Castaldo’s methods differ from the usual designer/artist in more ways than one. Not only does she not ever sketch her designs, her process is completely stripped of any and all planning stages; exemplifying a zest for life, while resulting in work that is both uninhibited and honest.


“It’s mostly cool to see how you can transform things-sometimes I see shapes, and I see them like puzzle pieces that I can make into garments. I get this little art high when I think of something, and because I never sketch when I think of something I try to make it instantly. As soon as I make it I get really jittery because my idea’s become a real thing. I also don't ever measure, I just make things by eye, but I’m usually pretty on the dot. It’s all very spontaneous - I don't think too much about it because if I do

nothing comes of it. I’m not a planner - it’s all instant when it comes to Sewn by Slymkonyn.”


Although her process speaks a lot to who Castaldo is as an artist,

conceptually Sewn by Slymkonyn is utterly devoid of self-interest.
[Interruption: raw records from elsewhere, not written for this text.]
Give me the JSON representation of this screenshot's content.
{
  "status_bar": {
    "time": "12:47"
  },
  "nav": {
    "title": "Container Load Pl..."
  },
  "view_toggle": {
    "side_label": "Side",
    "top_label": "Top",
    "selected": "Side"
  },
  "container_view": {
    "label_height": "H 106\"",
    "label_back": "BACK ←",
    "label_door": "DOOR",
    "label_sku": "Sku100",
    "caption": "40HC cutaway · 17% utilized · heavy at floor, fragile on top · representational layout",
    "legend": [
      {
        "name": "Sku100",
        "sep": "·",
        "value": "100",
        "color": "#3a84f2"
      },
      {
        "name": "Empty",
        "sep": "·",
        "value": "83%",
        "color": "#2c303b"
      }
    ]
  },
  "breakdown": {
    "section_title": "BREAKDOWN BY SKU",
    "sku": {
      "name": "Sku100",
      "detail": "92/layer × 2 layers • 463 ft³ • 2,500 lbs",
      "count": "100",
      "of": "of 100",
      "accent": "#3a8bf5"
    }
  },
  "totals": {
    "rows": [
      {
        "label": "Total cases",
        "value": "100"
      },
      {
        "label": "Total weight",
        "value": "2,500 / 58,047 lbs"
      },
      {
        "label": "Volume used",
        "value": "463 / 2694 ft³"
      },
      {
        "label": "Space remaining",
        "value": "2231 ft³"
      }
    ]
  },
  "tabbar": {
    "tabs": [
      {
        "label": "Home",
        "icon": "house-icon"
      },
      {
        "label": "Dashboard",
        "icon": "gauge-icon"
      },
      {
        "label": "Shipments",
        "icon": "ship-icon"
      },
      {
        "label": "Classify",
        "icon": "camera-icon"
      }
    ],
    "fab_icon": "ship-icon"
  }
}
Castaldo’s use of unconventional materials and methods is profoundly intertwined with her love for humanity and inclusivity.


“For the most part I never touch my sewing machine when I make my clothes, it’s all put together in a way that’s attainable. It’s not something hard, or couture, or impossible for you to wrap your head around. That’s what I mean when I say the future of fashion, it could be something low income areas can do too. Imagine a world where everyone’s wearing things made of unconventional materials. It’s an attainable dream for people, anyone can make the clothes, anyone can wear the clothes, it’s about being accessible. It’s also not damaging anything by being, because your re-purposing things.”


Although Castaldo’s appreciation for inclusivity is conceptualized through her work, it is put into practice through the spectrum of models used to showcase Sewn by Slymkonyn.


“I try to be inclusive with who models my clothes. Different ethnicities, sizes, gender identities. I didn’t want one size, or one type of person, or skill level. And I didn’t pick the models with a checklist in mind, I wanted people I genuinely find amazing. I wanted them to model regardless of if they were ever interested in modeling. It was nice to see people who were very shy but did it because they love me, and to see them feel their oats on stage; it

was nice to make people feel beautiful in such different clothes.”


The importance of embracing our differences largely stems from Castaldo’s close relationship with her community. Her work is highly influenced by her dedication and love for Miami’s LGBTQ community. Identifying with struggles she faced growing up, she uses her work as a way of healing, while allowing others to heal as well.


“Community plays a huge role in my work. I never felt like I had a community until I discovered the queer scene in Miami. A lot of my best friends are drag queens and kings, so drag is very near and dear to my heart. The community is extremely welcoming. It was the first time I ever felt like I could wear my clothes somewhere and everyone was going to get it. Community is such a big part of my art and it really encourages me to keep going. I think in the LGBTQ world community is important because it’s like your chosen family. My family doesn’t get my art, but these people get it, and they

consume it, they want it and love it, and it’s something they understand, and that’s amazing. I think when you make art that’s unconventional you feel like you live in this little world where no one understands, but this community does.”